Baby Juniper Trees

Baby juniper tree

One of many baby juniper trees in my yard

This is the time of year when the two juniper trees in my front yard spin off lots of baby juniper trees. I love juniper trees, but two of them are the limit for my front yard, which also contains banana yuccas, a spruce tree and quite a few flowers.

When I find the tiny sprouts, I have to pull them up. They each have one long skinny root that’s two or three times longer than the sprout. I wish I could keep them all, but it would make no sense to have a forest of junipers in my yard.

It reminds me of the time when I was 10 years old and decided to collect pieces of pretty broken dishes I found along dirt roads and trails not far from my house. Each piece looked so gorgeous. Some had colorful flowers on them. Others had the hint of a design. I saved them in glass jars. The jars came from a local grocery store back in the 1950s. They once had contained fruit, olives, coffee or other delicious food.

I must have had 20 jars filled with pretty pieces of broken dishes lined up along the side of my bed when my mother intervened. My collection was too much of a good thing, and I had to get rid of it.

Reluctantly, I emptied the jars of broken dishes into the trash. Now, I wonder what archaeologists might think if they came across that garbage container full of broken dishes. Would they call it a trash dump, the remains of a sacred ritual, a burial mound containing the favorite things of someone who died?

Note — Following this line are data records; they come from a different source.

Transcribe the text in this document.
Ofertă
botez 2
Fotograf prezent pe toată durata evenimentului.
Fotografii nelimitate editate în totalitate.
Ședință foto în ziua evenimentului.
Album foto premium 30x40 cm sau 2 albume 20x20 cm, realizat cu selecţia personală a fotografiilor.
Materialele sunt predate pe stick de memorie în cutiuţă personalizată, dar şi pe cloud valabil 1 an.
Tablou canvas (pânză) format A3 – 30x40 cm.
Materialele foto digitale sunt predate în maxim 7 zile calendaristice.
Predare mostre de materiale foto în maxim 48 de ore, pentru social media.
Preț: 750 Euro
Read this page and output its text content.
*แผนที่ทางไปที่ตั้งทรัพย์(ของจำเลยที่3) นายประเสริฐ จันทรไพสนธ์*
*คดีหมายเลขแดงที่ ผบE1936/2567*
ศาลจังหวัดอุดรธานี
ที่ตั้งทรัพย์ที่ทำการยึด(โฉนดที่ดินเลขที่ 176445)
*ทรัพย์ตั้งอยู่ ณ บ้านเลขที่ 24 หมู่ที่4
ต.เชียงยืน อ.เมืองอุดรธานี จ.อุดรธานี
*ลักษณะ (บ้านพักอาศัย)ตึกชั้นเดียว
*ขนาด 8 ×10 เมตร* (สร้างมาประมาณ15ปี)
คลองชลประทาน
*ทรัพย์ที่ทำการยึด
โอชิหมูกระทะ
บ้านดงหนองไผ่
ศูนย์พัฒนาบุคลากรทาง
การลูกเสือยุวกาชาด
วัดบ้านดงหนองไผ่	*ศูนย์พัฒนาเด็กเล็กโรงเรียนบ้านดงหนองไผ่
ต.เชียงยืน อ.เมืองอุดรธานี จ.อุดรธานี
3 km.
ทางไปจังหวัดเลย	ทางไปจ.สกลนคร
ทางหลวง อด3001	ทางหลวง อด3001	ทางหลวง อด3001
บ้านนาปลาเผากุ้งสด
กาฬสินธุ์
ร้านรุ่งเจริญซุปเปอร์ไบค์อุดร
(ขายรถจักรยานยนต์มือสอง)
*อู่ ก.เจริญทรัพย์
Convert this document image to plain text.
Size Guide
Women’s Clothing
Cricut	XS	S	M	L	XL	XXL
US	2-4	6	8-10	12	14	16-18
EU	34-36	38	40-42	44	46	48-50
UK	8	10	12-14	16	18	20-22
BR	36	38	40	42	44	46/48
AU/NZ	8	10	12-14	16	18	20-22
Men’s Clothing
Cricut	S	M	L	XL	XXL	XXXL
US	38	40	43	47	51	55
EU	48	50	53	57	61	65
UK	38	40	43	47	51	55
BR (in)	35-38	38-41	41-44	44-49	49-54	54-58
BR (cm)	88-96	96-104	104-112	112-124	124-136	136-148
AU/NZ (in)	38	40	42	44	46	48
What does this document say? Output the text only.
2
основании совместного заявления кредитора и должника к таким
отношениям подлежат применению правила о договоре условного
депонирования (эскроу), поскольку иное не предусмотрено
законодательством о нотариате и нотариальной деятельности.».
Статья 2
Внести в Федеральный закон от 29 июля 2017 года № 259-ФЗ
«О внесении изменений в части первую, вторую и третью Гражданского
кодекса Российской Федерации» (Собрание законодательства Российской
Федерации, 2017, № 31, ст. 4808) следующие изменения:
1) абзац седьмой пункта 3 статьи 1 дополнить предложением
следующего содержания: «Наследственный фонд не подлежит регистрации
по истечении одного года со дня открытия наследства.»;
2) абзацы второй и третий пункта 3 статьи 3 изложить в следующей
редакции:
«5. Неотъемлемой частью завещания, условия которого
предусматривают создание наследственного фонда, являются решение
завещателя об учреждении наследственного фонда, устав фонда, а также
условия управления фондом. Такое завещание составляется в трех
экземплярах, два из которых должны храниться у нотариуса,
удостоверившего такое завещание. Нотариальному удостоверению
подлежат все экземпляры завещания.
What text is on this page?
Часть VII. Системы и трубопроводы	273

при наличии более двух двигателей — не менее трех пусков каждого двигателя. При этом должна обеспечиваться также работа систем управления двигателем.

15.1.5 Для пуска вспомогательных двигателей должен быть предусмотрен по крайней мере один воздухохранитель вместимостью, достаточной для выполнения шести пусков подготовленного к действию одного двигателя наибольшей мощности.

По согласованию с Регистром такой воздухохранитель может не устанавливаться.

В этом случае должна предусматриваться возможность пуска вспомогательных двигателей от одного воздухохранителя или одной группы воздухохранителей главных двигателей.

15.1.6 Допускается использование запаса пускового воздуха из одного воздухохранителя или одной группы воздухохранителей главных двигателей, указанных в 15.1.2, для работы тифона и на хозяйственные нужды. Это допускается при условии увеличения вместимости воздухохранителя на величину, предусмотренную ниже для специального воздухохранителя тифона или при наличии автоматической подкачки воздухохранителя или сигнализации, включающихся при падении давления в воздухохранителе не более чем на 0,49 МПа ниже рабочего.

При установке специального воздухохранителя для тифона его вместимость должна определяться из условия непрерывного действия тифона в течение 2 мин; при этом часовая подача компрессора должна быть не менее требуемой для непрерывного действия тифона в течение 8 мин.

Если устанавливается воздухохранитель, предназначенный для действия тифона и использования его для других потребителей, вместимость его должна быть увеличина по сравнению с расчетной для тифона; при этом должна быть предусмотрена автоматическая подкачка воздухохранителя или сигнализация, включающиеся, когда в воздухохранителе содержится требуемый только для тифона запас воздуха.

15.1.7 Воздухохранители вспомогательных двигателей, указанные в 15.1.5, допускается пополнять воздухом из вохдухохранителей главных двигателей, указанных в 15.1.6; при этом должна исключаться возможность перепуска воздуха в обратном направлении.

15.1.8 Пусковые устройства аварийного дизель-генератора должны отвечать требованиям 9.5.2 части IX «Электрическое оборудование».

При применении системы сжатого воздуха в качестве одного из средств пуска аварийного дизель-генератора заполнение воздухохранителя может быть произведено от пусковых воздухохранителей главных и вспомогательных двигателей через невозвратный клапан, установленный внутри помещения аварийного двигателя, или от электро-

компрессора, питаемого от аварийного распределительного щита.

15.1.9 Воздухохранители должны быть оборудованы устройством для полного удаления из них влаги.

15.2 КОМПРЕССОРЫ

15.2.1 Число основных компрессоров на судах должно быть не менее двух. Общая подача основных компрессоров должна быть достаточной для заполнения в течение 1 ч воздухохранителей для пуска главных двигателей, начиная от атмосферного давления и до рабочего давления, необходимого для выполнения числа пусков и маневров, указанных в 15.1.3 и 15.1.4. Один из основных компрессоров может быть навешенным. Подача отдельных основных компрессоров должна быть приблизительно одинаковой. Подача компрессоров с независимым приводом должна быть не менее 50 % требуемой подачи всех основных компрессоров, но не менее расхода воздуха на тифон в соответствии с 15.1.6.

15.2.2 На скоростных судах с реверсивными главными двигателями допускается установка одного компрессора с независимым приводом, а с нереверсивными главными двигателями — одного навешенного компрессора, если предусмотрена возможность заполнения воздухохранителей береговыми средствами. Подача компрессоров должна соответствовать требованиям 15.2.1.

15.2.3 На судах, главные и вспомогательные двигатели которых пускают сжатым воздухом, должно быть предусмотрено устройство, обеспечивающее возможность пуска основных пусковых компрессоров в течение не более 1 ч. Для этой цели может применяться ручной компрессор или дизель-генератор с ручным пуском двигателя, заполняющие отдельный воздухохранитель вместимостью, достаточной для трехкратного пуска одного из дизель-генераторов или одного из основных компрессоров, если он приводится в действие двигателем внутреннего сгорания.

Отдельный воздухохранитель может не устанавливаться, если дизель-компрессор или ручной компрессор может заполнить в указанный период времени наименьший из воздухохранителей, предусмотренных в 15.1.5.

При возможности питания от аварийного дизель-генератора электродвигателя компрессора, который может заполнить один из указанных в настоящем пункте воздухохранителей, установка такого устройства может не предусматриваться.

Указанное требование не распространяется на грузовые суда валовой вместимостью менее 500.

Even as a 10-year-old, I knew my collection was getting out of hand. But the broken dishes were so beautiful! It was hard to leave them on the ground when I could save them and enjoy looking at them. As upset with my mother as I was back then, I knew she was right. If she hadn’t put an end to my collecting, I might have had so many jars filled with broken dishes that I wouldn’t have been able to reach my bed!

It’s like that with baby juniper trees too. There are too many of them. They’re growing in a place where there’s no room for any more trees. I have to pull them up even though I think they’re beautiful. That’s just the way life is.

I still remember my beautiful fragments of broken dishes. And I will remember the baby juniper trees I’ve had to pull up. In the end, we make room in our lives for what makes sense to keep, given the space we have available. And that’s probably a very good thing.